What are energy subsidies ?

We define energy subsidies as the difference between what consumers pay for energy and its “true costs,” plus a country’s normal value added or sales tax rate. These “true costs” of energy consumption include its supply costs and the damage that energy consumption inflicts on people and the environment. These damages, in turn, come from carbon emissions and hence global warming; the health effects of air pollution; and the effects on traffic congestion, traffic accidents, and road damage. Most of these externalities are borne by local populations, with the global warming component of energy subsidies only a fourth of the total.

Energy subsidies are both large and widespread. They are pervasive across advanced and developing countries. Emerging Asia accounts for about half of the total, while advanced economies account for about a quarter. The largest subsidies, in absolute terms, are in China (US$2.3 trillion), the United States (US$699 billion), Russia (US$335 billion), India (US$277 billion), and Japan (US$157 billion). For the European Union, subsidies are also substantial (US$330 billion).
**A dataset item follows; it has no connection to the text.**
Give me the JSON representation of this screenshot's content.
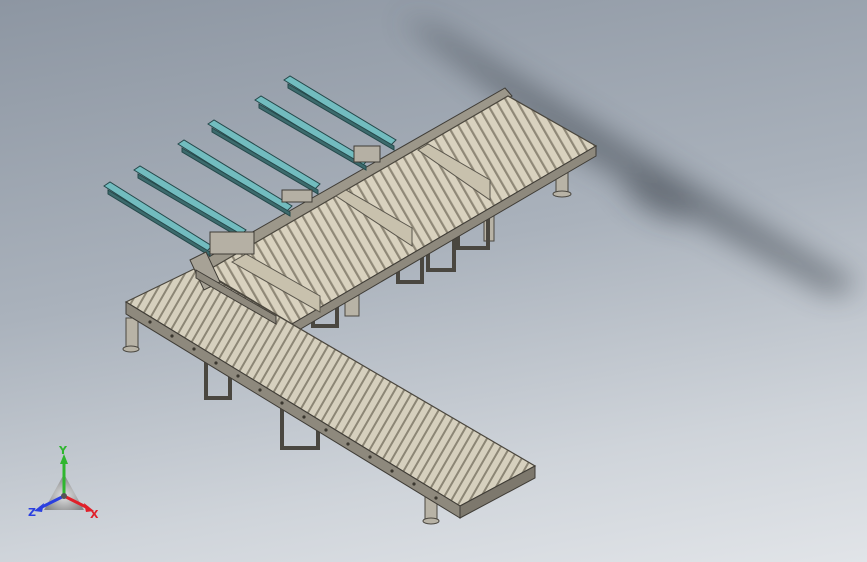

Start the process now, at the national level

Even if motivated purely by national reasons, energy subsidy reform would have favorable effects globally. Take, for example, the case where countries raise prices purely with domestic considerations in mind, that is, without adding in a correction for global warming. This would nevertheless help reduce global C02 emissions by about 17 percent.

Conditions are ripe to decisively engage in energy taxation and energy subsidy reform, further favored by lower international oil prices and low inflation. Steps at the national level could hasten progress at the global level ahead of the Paris climate change summit in December.

The fiscal implications are mammoth: at US$5.3 trillion, energy subsidies exceed the estimated public health spending for the entire globe. It also exceeds the world’s total public investment spending. The resources freed from subsidy reform could be used to meet critical public spending needs or reduce taxes that are choking economic growth.